Does International Workers’ Day has to do anything with Uzbek Turks and Islam then?

Metin March 24, 2010 at 3:29 pm

International Workers’ Day is a symbolic holiday of workers who celebrate achievement of their social rights. It is an international holiday with no specific relation to any nation or religion.
I don’t think Navruz is a reinvention aimed at corrupting Islamic heritage. This festival along with other artifacts of pre-islamic traditions (dancing around fire at weddings) has been part of local traditions long before soviets. Instead Navruz like two main muslim holidays was introduced to assert national identity at euphoria of Independence. There is a logic in reinvention of islamic holidays – majority of country’s population is muslim. Though, giving such a high appreciation for Navruz seems excessive.

JP March 24, 2010 at 4:45 pm

please provide more info on the book you have suggested – other than an amazon link with no info on the book. Why is it “fantastic”?

Nathan Hamm March 24, 2010 at 8:59 pm

I’ll get a review up at some point after I finish it, but from what I’ve read, it’s a very insightful discussion of how the government of Uzbekistan has constructed Uzbek culture and nationalism after independence with a particular focus on the use of spectacles like the Navro’z and Mustaqillik Kuni celebrations.

As I’m reading it, I’m thinking there’s a companion volume to be written about Kyrgyzstan, which has done some very similar things.

Dolkun March 24, 2010 at 5:09 pm

Postponing Navruz would have the same effect on crowd control as canceling: Only TV crews and performers would know where or when to gather, and those two categories of workers have already been culled of misguided thinkers. So crowd control strikes me as a more likely explanation than weather.

KZBlog March 25, 2010 at 1:38 am

The discussion about Nauryz as invented/non-invented holiday is interesting. In Kazakhstan, many people call it the “Kazakh new year” and when you ask about the first Nauryz and how it became a holiday they say, “The President made it a holiday after Independence.” When I explain I’m interested in the ancient roots of Nauryz, they say they know nothing about that at all.

oldschool boy March 25, 2010 at 5:14 am

When I was a little kid, my Grandma used to prepare special food, then neighbors would come, or we would visit them. She said it was Nauryz, but never explained me what it meant. I couldn’t know because there was no such event in the Soviet calendar. So, I thought it was just about March, because Nauryz is also March in Kazakh.
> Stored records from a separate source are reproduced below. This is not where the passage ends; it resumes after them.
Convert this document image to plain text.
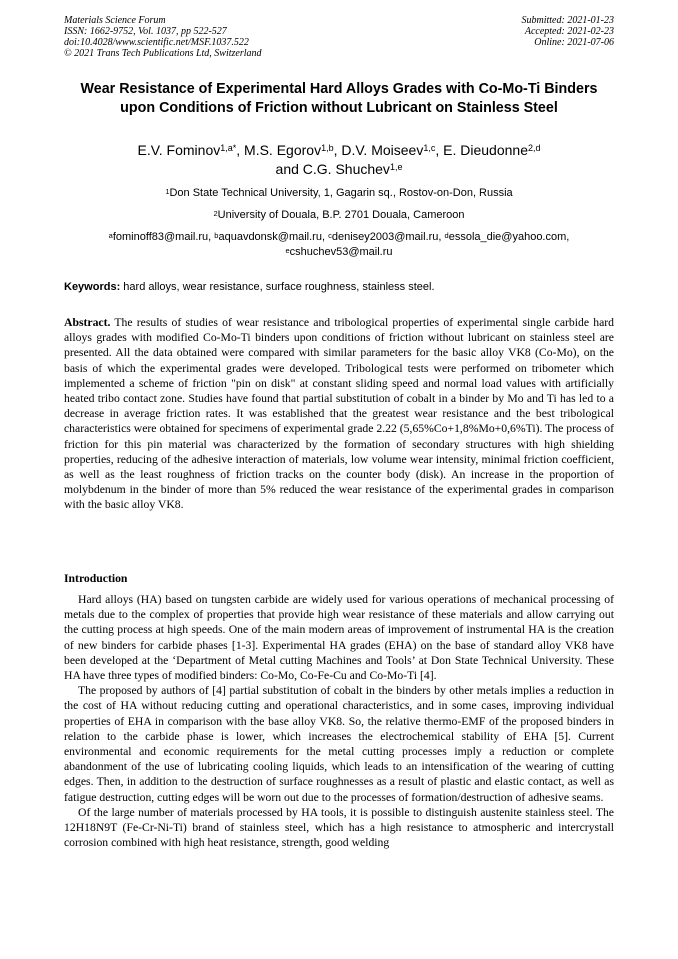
Materials Science Forum
ISSN: 1662-9752, Vol. 1037, pp 522-527
doi:10.4028/www.scientific.net/MSF.1037.522
© 2021 Trans Tech Publications Ltd, Switzerland
Submitted: 2021-01-23
Accepted: 2021-02-23
Online: 2021-07-06
Wear Resistance of Experimental Hard Alloys Grades with Co-Mo-Ti Binders upon Conditions of Friction without Lubricant on Stainless Steel
E.V. Fominov$^{1,a*}$, M.S. Egorov$^{1,b}$, D.V. Moiseev$^{1,c}$, E. Dieudonne$^{2,d}$
and C.G. Shuchev$^{1,e}$
$^1$Don State Technical University, 1, Gagarin sq., Rostov-on-Don, Russia
$^2$University of Douala, B.P. 2701 Douala, Cameroon
$^a$fominoff83@mail.ru, $^b$aquavdonsk@mail.ru, $^c$denisey2003@mail.ru, $^d$essola_die@yahoo.com,
$^e$cshuchev53@mail.ru
Keywords: hard alloys, wear resistance, surface roughness, stainless steel.
Abstract. The results of studies of wear resistance and tribological properties of experimental single carbide hard alloys grades with modified Co-Mo-Ti binders upon conditions of friction without lubricant on stainless steel are presented. All the data obtained were compared with similar parameters for the basic alloy VK8 (Co-Mo), on the basis of which the experimental grades were developed. Tribological tests were performed on tribometer which implemented a scheme of friction "pin on disk" at constant sliding speed and normal load values with artificially heated tribo contact zone. Studies have found that partial substitution of cobalt in a binder by Mo and Ti has led to a decrease in average friction rates. It was established that the greatest wear resistance and the best tribological characteristics were obtained for specimens of experimental grade 2.22 (5,65%Co+1,8%Mo+0,6%Ti). The process of friction for this pin material was characterized by the formation of secondary structures with high shielding properties, reducing of the adhesive interaction of materials, low volume wear intensity, minimal friction coefficient, as well as the least roughness of friction tracks on the counter body (disk). An increase in the proportion of molybdenum in the binder of more than 5% reduced the wear resistance of the experimental grades in comparison with the basic alloy VK8.
Introduction

Hard alloys (HA) based on tungsten carbide are widely used for various operations of mechanical processing of metals due to the complex of properties that provide high wear resistance of these materials and allow carrying out the cutting process at high speeds. One of the main modern areas of improvement of instrumental HA is the creation of new binders for carbide phases [1-3]. Experimental HA grades (EHA) on the base of standard alloy VK8 have been developed at the ‘Department of Metal cutting Machines and Tools’ at Don State Technical University. These HA have three types of modified binders: Co-Mo, Co-Fe-Cu and Co-Mo-Ti [4].

The proposed by authors of [4] partial substitution of cobalt in the binders by other metals implies a reduction in the cost of HA without reducing cutting and operational characteristics, and in some cases, improving individual properties of EHA in comparison with the base alloy VK8. So, the relative thermo-EMF of the proposed binders in relation to the carbide phase is lower, which increases the electrochemical stability of EHA [5]. Current environmental and economic requirements for the metal cutting processes imply a reduction or complete abandonment of the use of lubricating cooling liquids, which leads to an intensification of the wearing of cutting edges. Then, in addition to the destruction of surface roughnesses as a result of plastic and elastic contact, as well as fatigue destruction, cutting edges will be worn out due to the processes of formation/destruction of adhesive seams.

Of the large number of materials processed by HA tools, it is possible to distinguish austenite stainless steel. The 12H18N9T (Fe-Cr-Ni-Ti) brand of stainless steel, which has a high resistance to atmospheric and intercrystall corrosion combined with high heat resistance, strength, good welding
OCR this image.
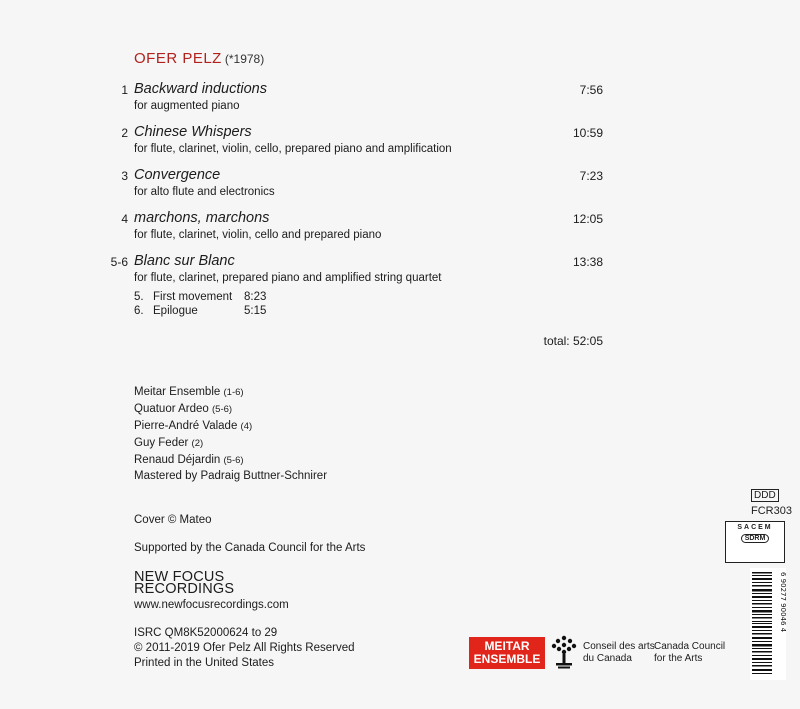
OFER PELZ (*1978)
1 Backward inductions
for augmented piano
7:56
2 Chinese Whispers
for flute, clarinet, violin, cello, prepared piano and amplification
10:59
3 Convergence
for alto flute and electronics
7:23
4 marchons, marchons
for flute, clarinet, violin, cello and prepared piano
12:05
5-6 Blanc sur Blanc
for flute, clarinet, prepared piano and amplified string quartet
13:38
5. First movement 8:23
6. Epilogue	5:15
total: 52:05
Meitar Ensemble (1-6)
Quatuor Ardeo (5-6)
Pierre-André Valade (4)
Guy Feder (2)
Renaud Déjardin (5-6)
Mastered by Padraig Buttner-Schnirer
Cover © Mateo
Supported by the Canada Council for the Arts
NEW FOCUS
RECORDINGS
www.newfocusrecordings.com
ISRC QM8K52000624 to 29
© 2011-2019 Ofer Pelz All Rights Reserved
Printed in the United States
DDD
FCR303
SACEM
SDRM
6 90277 90046 4
MEITAR
ENSEMBLE
Conseil des arts
du Canada
Canada Council
for the Arts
I guess our grandparent celebrated Nauryz secretly, because Soviet administration had prohibited it. I only learned the meaning of Nauryz in 1990s when it started to be officially celebrated in Kazakhstan.

Toryalay Shirzay March 25, 2010 at 2:04 pm

Navruz also pronounce nowrooz,nawruz,etc, is based on the awakening of Sun after being born during the longest night of the year,the winter solstice.This tradition goes back to an era when the Sun was considered God in central Asia(Mithraism).And it based on the movement of the Earth around the Sun.The sun gets born during winter solstice and the baby sun goes to sleep ,then he wakes up during the the Spring Equinox which wakes up the plants and trees blooming and birds singing the joy on Earth.This is why this Spring Equinox day is the new year for our part of the Earth and it is truely based on cycles of nature.This is a brief version of this very fascinating traditions of ours which now has been revived after suppression by islamic fascists and ignorant communists.It is so deep in our culture of central Asia including Iran that even the islamic fascists cannot stop the people from celebrating this very joyful event.